The library Learning Commons is learning centered and offers many services. Located on the first floor, the Learning Commons has computer workstations as well as a variety of research and instructional services, which include:
- Simply to Go Café - Offers quick-and-casual dining for students on the go. The café offers a variety of sandwiches, salads and wraps along with a coffee and pastry station. It is located inside the library’s Casual Reading Room.
- The American Jewish Committee Distance Learning Center - With a seating capacity of 40, the room is located on the second floor and is used for a variety of instructional and campus-based activities: small presentations, webinars, videoconferences, meetings and workshops.
- Group and Individuals Study Rooms - Located on the first and second floors and are provided for groups engaged in study.
- Information Literacy (IL) Instruction - A core initiative that provides instruction in locating, evaluating, and using resources.
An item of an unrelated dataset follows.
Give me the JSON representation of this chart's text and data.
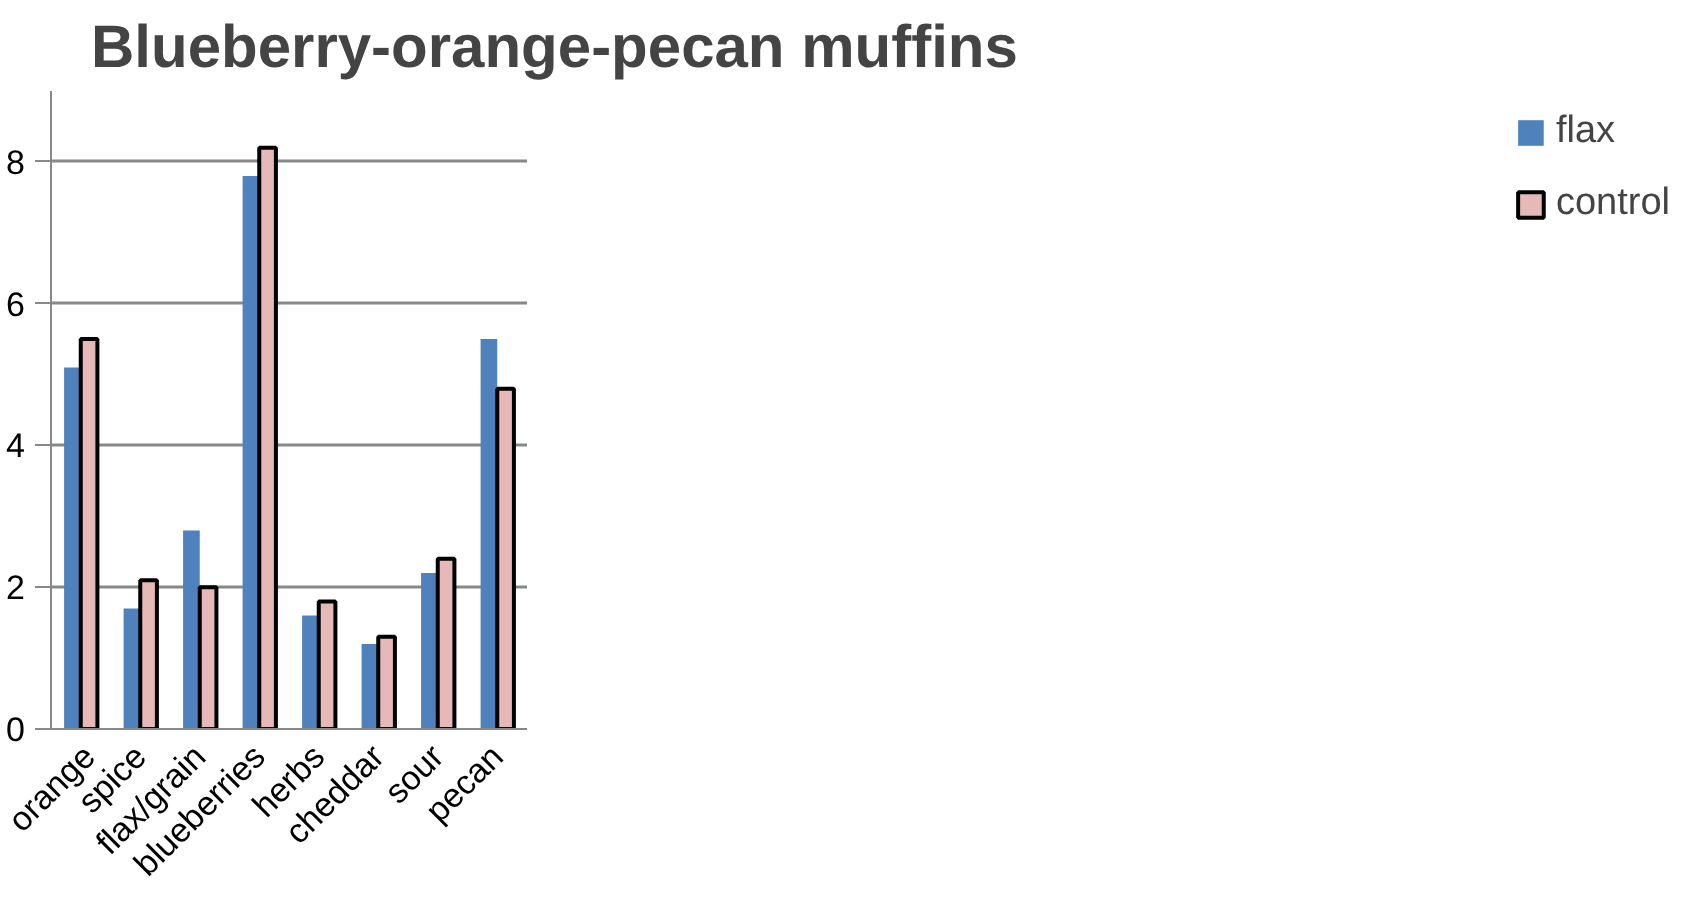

Information Literacy is provided through formal classroom lectures, as well as individualized instruction. Electronic and printed guides, pathfinders and bibliographies are made available to patrons upon request.
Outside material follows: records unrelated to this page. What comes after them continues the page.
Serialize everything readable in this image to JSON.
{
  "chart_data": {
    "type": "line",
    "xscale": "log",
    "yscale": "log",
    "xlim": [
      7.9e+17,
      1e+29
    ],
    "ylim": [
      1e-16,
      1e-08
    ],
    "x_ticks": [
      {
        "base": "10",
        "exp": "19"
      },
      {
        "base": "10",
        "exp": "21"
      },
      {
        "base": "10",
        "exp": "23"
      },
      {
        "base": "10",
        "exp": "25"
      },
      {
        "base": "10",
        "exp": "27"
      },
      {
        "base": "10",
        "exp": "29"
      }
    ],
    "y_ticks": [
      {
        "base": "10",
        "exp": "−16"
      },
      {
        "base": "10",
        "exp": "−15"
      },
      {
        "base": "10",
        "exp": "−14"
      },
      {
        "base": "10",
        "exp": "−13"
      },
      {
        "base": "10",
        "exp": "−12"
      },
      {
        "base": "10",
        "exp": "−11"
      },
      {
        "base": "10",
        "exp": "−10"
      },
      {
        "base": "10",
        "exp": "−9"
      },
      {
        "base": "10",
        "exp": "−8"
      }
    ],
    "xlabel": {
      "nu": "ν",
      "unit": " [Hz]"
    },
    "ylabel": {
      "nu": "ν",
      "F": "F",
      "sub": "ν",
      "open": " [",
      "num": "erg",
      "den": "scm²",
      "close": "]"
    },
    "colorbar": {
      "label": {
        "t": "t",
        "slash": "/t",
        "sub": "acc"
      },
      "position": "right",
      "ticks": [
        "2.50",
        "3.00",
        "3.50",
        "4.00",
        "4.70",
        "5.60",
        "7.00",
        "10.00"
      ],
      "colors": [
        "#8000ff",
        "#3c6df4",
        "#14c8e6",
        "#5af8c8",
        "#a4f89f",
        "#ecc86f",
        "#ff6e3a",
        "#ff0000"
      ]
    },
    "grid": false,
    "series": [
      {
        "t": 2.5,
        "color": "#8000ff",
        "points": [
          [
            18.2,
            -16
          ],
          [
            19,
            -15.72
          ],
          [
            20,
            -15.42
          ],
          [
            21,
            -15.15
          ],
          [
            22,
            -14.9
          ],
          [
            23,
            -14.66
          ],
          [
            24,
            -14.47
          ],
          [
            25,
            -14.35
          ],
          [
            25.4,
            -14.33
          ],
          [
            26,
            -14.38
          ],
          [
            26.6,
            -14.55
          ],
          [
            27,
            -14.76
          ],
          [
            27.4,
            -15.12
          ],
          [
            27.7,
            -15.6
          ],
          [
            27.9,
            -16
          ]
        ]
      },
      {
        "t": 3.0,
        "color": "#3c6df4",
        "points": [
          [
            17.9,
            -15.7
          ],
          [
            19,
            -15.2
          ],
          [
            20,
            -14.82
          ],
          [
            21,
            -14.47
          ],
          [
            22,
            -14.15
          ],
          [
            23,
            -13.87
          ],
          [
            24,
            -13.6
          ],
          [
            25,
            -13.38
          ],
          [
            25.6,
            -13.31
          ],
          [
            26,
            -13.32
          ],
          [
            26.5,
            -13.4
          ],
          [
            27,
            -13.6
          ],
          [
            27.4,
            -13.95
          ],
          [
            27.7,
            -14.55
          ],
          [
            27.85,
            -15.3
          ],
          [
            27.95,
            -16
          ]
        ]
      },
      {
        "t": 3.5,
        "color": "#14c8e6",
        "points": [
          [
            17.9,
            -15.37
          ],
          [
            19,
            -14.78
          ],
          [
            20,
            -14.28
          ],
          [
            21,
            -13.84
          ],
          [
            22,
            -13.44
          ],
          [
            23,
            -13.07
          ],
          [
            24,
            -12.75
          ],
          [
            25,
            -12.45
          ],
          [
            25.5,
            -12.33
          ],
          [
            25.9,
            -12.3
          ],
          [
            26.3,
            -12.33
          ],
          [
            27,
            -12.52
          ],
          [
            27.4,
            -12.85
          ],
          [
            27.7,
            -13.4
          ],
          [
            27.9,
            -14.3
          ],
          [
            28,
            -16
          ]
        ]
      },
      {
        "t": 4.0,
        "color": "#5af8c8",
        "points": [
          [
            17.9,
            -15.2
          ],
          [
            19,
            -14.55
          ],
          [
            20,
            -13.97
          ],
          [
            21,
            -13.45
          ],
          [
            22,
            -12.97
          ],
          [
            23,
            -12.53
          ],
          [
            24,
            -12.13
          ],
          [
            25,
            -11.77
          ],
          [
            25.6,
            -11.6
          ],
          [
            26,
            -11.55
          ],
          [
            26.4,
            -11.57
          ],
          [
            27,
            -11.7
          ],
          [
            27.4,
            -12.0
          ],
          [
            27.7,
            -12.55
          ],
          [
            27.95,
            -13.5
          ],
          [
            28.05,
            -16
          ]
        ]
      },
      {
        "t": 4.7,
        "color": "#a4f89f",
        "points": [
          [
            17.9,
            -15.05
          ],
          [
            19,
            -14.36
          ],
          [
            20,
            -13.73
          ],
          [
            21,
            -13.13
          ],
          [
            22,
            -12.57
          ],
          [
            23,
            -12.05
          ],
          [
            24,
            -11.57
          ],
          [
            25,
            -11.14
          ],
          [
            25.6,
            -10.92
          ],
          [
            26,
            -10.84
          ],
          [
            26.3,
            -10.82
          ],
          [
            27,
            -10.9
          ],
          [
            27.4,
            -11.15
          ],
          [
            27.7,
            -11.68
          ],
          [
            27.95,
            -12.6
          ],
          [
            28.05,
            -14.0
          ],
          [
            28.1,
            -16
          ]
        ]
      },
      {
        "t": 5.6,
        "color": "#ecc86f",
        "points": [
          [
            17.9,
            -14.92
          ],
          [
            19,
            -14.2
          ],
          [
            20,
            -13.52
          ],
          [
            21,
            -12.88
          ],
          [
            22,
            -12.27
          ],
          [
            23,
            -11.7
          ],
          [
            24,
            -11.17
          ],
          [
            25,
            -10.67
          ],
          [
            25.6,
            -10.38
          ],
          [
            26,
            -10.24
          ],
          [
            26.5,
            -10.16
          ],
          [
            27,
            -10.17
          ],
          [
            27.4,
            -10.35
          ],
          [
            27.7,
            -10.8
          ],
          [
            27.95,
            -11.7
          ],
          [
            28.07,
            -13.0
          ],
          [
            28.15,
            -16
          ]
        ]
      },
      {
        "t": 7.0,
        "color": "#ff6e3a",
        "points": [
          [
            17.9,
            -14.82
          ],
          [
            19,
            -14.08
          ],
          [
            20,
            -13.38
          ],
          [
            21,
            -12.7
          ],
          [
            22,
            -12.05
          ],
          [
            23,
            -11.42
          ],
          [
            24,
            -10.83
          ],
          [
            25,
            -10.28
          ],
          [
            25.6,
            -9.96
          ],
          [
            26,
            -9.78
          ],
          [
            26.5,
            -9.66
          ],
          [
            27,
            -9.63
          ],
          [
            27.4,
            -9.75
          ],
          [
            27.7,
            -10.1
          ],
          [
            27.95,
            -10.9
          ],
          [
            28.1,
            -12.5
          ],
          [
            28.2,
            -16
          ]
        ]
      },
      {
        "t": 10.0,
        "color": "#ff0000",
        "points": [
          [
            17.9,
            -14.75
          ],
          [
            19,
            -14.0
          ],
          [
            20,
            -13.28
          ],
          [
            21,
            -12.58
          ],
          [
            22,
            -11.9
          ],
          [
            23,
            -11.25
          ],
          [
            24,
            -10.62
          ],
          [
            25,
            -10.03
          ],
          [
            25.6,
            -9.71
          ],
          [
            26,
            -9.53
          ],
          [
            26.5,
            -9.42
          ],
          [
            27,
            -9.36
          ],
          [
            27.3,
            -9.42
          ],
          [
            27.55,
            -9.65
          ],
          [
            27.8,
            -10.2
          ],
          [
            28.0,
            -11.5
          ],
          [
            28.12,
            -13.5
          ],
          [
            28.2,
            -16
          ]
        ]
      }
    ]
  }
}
- LALINC Cards - Established by the LOUIS Consortia, are courtesy cards extended to faculty and staff which allows borrowing privileges from other consortia institutions.
- Library Technology - Electronic library resources are available from campus as well as from remote locations and may be accessed from the library website at www.dillard.edu. In addition to the Online Public Access Catalog (OPAC), other electronic resources include indices, abstracts, full-text articles and journals, and online books. These resources are made available through the LOUIS consortia, which includes EBSCOHost, JSTOR and ProQuest electronic databases.
- Photocopying and Printing Services - There is one photo copier for student use on the first floor of the library. All printouts from computers are routed to the front circulation desk for a minimal fee.
- Reference and Research Assistance - Librarians are available to assist patrons locate, select and interpret the appropriate information and resources.